I think the problem here is assuming that because you have initialised variables with integer values they will remain as integers. Python doesn't work this way. Assigning a value with = only binds the name to the value without paying any attention to type. For example:
a = 1 # a is an int
a = "Spam!" # a is now a str
I assume yahoostock.getprice(), like many functions that get data from websites, returns a string. You need to convert this using int() before doing your maths.
In python I get this error:
TypeError: 'int' object is unsubscriptable
This happens at the line:
sectorcalc[i][2]= ((today[2]/yesterday[2])-1)
I couldn't find a good definition of unsubscriptable for python anywhere.
for quote in sector[singlestock]:
i+=1
if i < len(sector):
if i==0:
sectorcalc[i][0]= quote[0]
sectorcalc[i][2]= 0
sectorcalc[i][3]= 0
sectorcalc[i][4]= 0
sectorcalc[i][5]= 0
sectorcalc[i][6]= 0
sectorcalc[i][7]= 0
else:
yesterday = sector[singlestock-1][i]
print yesterday
today = quote
print type(today[2])
sectorcalc[i][2]= ((today[2]/yesterday[2])-1)
sectorcalc[i][3]= (today[3]/yesterday[3])-1
sectorcalc[i][4]= (today[4]/yesterday[4])-1
sectorcalc[i][5]= (today[5]/yesterday[5])-1
sectorcalc[i][6]= (today[6]/yesterday[6])-1
sectorcalc[i][7]= (today[7]/yesterday[7])-1
What does this error mean?
The "[2]" in today[2] is called subscript.
This usage is possible only if "today"
is a sequence type. Native sequence
types - List, string, tuple etc
Since you are getting an error - 'int' object is unsubscriptable. It means that "today" is not a sequence but an int type object.

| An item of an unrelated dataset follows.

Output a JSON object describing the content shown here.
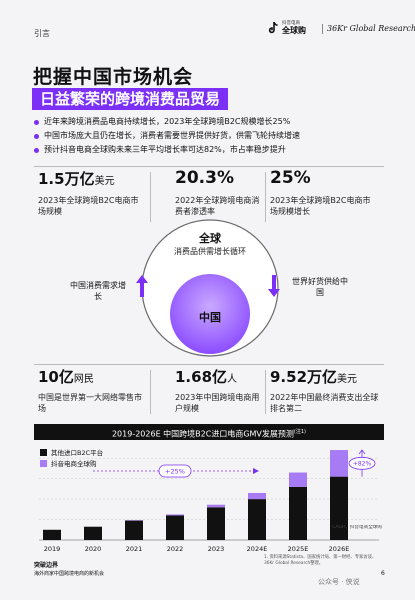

You will need to find / debug why "today" or "yesterday" is an int type object when you are expecting a sequence.
[Edit: to make it clear]
Error can be in
sectorcalc[i]
today (Already proved is a list)
yesterday
This is confusing to read:
today = quote
Is today = datetime.date.today()? Why would a date suddenly refer to a quote? Should the variable name be quoteForToday or something more expressive? Same for yesterday. Dividing two dates as you do makes no sense to me.
Since this is a quote, would today and yesterday refer to prices or rates on different days? Names matter - choose them carefully. You might be the one who has to maintain this six months from now, and you won't remember what they mean, either.
Not that the code you wrote is valid, but I can't see why you wouldn't use a loop.
for j in range(2,7):
sectorcalc[i][j] = (today[j]/yesteday[j])-1
instead of
sectorcalc[i][2]= ((today[2]/yesterday[2])-1)
sectorcalc[i][3]= (today[3]/yesterday[3])-1
sectorcalc[i][4]= (today[4]/yesterday[4])-1
sectorcalc[i][5]= (today[5]/yesterday[5])-1
sectorcalc[i][6]= (today[6]/yesterday[6])-1
sectorcalc[i][7]= (today[7]/yesterday[7])-1
How to reproduce that error:
myint = 57
print myint[0]
The people who wrote the compiler said you can't do that in the following way:
TypeError: 'int' object is unsubscriptable
If you want to subscript something, use an array like this:
myint = [ 57, 25 ]
print myint[0]
Which prints:
57
Solution:
Either promote your int to a list or some other indexed type, or stop subscripting your int.